Bella Thorne, Richard Harmon, Amy-Price Francis, Shaun Benson, Thomas Elms, Sara Thompson, Louis Herthum, and Mermot Rondunny, um Motderm Delraimi, um Fertig von Domnrom, um Mermit Ex Vosdox, oh Dermot Mulroney!
More details here.
WARNING: SPOILERS BELOW
THE ANGLE:
Ten years after a massive explosion at Hadron Collider-type government facility, ghosts are commonplace, appearing at regular intervals mimicking behavior from their former lives like holograms stuck in a looped recording.
The apparitions are called remnants or "rems" and are now studied as a primary subject in schools. High schooler Veronica (Thorne) lost her father in the incident. Veronica has grown understandably sad, despondent, and dark since the loss of her father and his ghostie appearing at breakfast every morning doesn't help her mourn.
We learn that as scientists struggle to explain their existence, the rems do not interact with the real world and simply appear and disappear for no known reason. So Veronica is especially alarmed when one morning, a rem appears in the shower with her and tries to communicate.
But this is no ordinary spooky sexy rendezvous in the can. The menacing rem is behaving weirdly and lunges for her. Terrorized, Veronica seeks the advice of her teacher Mr. Bittner (Mulroney) who is not helpful as he indelicately explains that what she's experiencing is impossible.
So Veronica seeks out the school's official creepy guy and resident rem expert Kirk (Harmon) to help, and of course they fall in awkward gothy love and stuff.
As the pair Scooby-Doo their way through increasingly dangerous interactions with the rem and evidence that its behavior is part of a wider conspiracy involving the accident that started this whole thing, a presumed rem-caused body count starts to rise.
Veronica and Kirk discover that the rem might not be as menacing as previously thought and their investigation turns to a more alive type of killer with sinister intentions beyond their understanding. They discover that the rem is being manipulated to transfer another rem's spirit into a living person to bring that person back to life in a process called "spectral transference". All the wacky paranormal science talks leads to a final confrontation, a lot of head-scratching...
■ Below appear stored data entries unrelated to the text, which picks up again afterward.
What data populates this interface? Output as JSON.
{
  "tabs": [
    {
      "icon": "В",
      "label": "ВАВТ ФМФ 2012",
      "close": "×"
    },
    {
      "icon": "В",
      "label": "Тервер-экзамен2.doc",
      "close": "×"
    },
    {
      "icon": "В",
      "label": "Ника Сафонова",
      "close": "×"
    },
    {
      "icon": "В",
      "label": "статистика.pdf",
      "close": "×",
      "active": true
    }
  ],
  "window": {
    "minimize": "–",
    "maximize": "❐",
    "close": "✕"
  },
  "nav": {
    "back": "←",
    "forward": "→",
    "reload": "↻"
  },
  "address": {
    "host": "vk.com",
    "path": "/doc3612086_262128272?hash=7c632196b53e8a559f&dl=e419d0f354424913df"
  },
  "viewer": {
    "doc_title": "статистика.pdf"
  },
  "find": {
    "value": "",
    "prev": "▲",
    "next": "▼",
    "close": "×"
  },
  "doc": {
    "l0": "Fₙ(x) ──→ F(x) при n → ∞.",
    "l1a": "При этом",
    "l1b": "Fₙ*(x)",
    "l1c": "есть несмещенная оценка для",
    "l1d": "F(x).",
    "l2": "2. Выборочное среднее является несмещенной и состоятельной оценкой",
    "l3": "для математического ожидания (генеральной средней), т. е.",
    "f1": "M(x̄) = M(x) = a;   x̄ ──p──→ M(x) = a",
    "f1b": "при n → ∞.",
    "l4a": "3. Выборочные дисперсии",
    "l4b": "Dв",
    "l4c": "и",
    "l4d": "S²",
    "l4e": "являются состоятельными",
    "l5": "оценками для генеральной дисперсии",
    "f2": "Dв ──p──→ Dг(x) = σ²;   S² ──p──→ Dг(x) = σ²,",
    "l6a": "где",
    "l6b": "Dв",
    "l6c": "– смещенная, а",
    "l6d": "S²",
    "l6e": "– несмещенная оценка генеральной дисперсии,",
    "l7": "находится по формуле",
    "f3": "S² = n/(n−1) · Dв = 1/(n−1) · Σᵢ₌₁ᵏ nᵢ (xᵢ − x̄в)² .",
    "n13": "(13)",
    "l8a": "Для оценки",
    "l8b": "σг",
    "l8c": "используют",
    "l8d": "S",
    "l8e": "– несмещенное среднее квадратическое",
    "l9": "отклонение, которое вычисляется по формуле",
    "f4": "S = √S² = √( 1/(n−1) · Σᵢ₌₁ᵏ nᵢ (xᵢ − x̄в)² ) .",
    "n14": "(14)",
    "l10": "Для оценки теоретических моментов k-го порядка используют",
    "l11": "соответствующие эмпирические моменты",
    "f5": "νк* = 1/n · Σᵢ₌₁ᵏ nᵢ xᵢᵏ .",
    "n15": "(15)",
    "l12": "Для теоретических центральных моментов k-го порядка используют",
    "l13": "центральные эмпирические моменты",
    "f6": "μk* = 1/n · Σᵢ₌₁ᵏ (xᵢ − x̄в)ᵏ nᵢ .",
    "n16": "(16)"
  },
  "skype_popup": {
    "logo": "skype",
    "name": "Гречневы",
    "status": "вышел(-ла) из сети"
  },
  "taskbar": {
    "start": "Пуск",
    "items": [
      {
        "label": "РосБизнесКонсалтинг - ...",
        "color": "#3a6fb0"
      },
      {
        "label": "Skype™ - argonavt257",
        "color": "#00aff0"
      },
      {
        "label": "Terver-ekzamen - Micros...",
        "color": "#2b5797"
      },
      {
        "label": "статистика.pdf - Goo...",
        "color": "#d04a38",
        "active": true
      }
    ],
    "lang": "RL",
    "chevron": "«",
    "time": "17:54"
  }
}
...and a very soggy Dermot.
THE FINISHER:
I Still See You, a perfectly fine soft-PG ghost movie, is based on the 2013 book Break My Heart a 1,000 Times, another perfectly fine Young Adult novel. Directed by Scott Speer, a former music video director and producer of the Step-Up movies, with screenplay by Jason Fuchs, who worked on Wonder Woman, the movie is a completely fine paranormal romance that you can knock out in 90 OK-ish minutes. Former Disney star, now porn director, and lead Thorne is super competent and present for her role as a mourning goth girl turned otherworldly target. Gaunt and creepy Harmon, who looks destined for an X-men role as a morlock (that’s a compliment), is also totally decent and satisfactory as the sullen romantic interest. Mulroney, who I haven’t seen in anything for a while, is sending out RDJ-like vibes in his capable performance as the cool teacher who knows what Snapchat is and may not be what he seems. But the real star is the fantastic premise in which ghosts are real, are ordinary, and are trying to affect reality. The idea is never truly fleshed out in the movie which forsakes an exploration of this world to tell a romantic whodunit that in the end had major implications for the world it's trying to build. And that's totally fine. I don't know how popular the book was, but it's evident by the last scene the producers have intentions to franchise with future installments. The original novel was released by a publishing wing of Disney, so I wouldn't put past them. I could see this work in a CW series as the movie mish-mashes hints of Riverdale, Stranger Things, and Twilight and could cash in on those still viable YA dollars.